With advanced automation tools such as robotics process automation (RPA), insurers can improve the quality of claims management through increased speed and error reduction. As opposed to rudimentary scanning software and OCR, these automation tools can perform repetitive tasks that are essential for processing claims with minimal error. This will free up human availability for more valuable tasks. Advanced automation tools can expertly emulate human action, allowing them to handle mass amounts of documents needed to get claims moving efficiently and accurately.
Self-service Mobile Apps
With self-service mobile apps, insurers can transform routine transactions using an intuitive tool for First Notification of Loss (FNOL) with self-scheduling functionalities for appointments and other tasks. As with other self-service tools, these apps must be well-planned so that the claims process is effective and successful. Also, such apps must be backed up by an exceptional support system in case a customer needs extra attention during their first self-processing claims journey.
End-to-End Digitization of Claims Process
These technologies exhibit great potential in transforming the insurance sector even as standalone tools. Still, it is when these are used in tandem that end-to-end digitization of the claims process becomes a reality.
Here is what it looks like:
You get into your car, and your auto insurer presents to you (via mobile app) the route on which you are least likely to experience an accident or other auto damage. Your insurance company adjusts your premium based on the route you take.

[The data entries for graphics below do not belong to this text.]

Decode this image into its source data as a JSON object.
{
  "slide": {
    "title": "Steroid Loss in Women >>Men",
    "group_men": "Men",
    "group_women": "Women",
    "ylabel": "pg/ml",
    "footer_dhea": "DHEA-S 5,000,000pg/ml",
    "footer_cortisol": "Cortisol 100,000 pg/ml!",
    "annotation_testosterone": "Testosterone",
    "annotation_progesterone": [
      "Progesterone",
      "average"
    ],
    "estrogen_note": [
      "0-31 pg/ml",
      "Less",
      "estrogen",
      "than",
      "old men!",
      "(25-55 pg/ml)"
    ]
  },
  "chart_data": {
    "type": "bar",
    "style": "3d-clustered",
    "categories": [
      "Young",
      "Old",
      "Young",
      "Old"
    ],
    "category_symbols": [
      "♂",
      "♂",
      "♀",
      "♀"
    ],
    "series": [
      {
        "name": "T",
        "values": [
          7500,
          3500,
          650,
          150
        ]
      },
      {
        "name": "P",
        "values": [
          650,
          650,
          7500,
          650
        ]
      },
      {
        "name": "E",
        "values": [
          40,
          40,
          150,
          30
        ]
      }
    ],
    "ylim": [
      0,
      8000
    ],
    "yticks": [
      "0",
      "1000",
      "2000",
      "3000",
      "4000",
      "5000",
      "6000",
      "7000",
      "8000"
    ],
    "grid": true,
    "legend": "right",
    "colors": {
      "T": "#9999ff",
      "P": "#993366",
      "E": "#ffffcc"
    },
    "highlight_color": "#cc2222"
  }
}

Should you end up in an accident despite this precautionary action, you can share pictures from the scene with the insurer to help assess damage and process the claim within minutes. Mobile response drones can be deployed in more catastrophic situations where the policyholder involved is unable to contact the insurer. Other connected technologies can be used by customers to diagnose problems and report incidents.
In addition to this, data from different network devices such as home assistants, fitness trackers, smartphones, cars, and so on can be used by the insurer to understand their customers better and offer personalized experiences. This process is made more efficient with the help of deep learning techniques such as convolutional neural networks combined with AI to process complex structures of data to deliver on that personalized experience.
The processing of claims, which involves claims management, assessment and settlement, can also be made more agile, intuitive, and transparent. The entire process can be automated using a self-service model for FNOL through images or video streaming. Calculating settlements can also be automated, making it quicker and more accurate. For instance, details captured by video can be used to assess the loss and estimate a settlement amount within minutes. Information gathered through deep learning, and AI can be used to determine elements of falsehood or fraud. Once those have been ruled out, payments for legitimate claims can be fast-tracked. The entire data related to an automated settlement can be securely yet transparently stored on a blockchain distributed ledger.
A transformation is around the corner. Digital technologies are creating a new ecosystem for the insurance claims process that is innovative, customer-centric, and effective. This change is no longer a thing of the future—it’s well on its way to reality.